SQL has survived every fad since the 1970s:

Stonebraker "What Goes Around Comes Around"

https://people.cs.umass.edu/~yanlei/courses/CS691LL-f06/pape...

I think sql is a bad fit for front end code in js. We may have ended up with another fight over ORMs. The Vietnam war of computer science as I think it was called.
I couldn't disagree any more, at least in my specific field, where my data is generally static and extremely relational. Writing JS to do what SQL does is... a pain. But having SQL on both the frontend and backend would dramatically simplify the translation abstractions between the two - for a similar reason that node on the backend simplifies translation abstractions. It ultimately means less code and less thinking.
How else would you suggest full applications run in the browser. Desktop apps make use of SQLite all the time even when they are mostly server backed.

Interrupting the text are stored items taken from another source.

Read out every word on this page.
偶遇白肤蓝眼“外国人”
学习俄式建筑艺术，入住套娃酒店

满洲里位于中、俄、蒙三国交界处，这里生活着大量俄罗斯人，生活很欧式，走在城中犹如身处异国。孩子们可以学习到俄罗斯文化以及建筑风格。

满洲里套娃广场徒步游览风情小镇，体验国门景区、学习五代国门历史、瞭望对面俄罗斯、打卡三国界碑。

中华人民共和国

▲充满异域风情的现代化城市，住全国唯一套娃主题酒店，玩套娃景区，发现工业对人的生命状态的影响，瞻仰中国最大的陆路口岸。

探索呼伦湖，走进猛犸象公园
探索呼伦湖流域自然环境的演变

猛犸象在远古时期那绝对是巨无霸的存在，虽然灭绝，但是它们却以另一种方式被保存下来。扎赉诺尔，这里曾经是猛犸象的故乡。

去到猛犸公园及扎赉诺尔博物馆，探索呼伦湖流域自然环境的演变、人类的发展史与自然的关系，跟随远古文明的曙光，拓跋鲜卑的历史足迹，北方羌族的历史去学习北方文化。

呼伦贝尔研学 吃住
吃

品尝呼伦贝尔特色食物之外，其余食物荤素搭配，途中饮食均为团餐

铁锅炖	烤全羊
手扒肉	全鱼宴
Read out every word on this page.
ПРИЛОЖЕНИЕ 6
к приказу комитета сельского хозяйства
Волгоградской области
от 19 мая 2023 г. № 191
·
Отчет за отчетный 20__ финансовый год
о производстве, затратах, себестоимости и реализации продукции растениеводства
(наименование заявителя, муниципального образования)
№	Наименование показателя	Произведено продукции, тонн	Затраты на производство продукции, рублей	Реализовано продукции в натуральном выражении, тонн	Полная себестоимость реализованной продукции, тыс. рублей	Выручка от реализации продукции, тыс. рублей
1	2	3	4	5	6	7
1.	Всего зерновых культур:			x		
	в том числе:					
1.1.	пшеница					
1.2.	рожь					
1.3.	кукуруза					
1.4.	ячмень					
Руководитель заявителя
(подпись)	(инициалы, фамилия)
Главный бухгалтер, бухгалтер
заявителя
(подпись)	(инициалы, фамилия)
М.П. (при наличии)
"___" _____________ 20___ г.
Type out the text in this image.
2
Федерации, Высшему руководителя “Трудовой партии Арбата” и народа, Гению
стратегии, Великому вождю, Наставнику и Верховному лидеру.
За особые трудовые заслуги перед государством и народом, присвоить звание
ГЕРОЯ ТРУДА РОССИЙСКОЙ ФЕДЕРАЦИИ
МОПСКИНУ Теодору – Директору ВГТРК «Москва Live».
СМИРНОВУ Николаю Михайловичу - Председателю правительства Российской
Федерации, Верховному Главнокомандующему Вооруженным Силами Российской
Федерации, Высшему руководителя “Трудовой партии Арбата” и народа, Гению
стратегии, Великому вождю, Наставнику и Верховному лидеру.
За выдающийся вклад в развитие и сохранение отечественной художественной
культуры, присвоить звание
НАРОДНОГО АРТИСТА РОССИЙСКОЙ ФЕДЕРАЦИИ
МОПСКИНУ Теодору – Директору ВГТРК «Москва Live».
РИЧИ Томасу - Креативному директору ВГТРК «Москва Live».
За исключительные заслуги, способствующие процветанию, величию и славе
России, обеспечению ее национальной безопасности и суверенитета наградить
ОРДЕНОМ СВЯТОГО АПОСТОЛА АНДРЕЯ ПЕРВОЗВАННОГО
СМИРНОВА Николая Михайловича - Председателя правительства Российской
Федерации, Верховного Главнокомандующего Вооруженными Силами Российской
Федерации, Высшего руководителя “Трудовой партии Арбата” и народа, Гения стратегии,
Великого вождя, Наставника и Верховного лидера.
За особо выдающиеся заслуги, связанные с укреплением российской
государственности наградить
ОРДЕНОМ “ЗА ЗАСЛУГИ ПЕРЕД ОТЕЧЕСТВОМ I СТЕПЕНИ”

An example is that Telegram maintains a local db which stores the most recently accessed content so you can scroll through past messages and media without having to request them every time you view them.

Desktop apps use SQLite because it's the embedded structured datastore that already exists, not because they want to use SQL. If it was easy to embed, IDK, some kind of file-backed redis, I'm pretty sure a lot of apps would use that instead.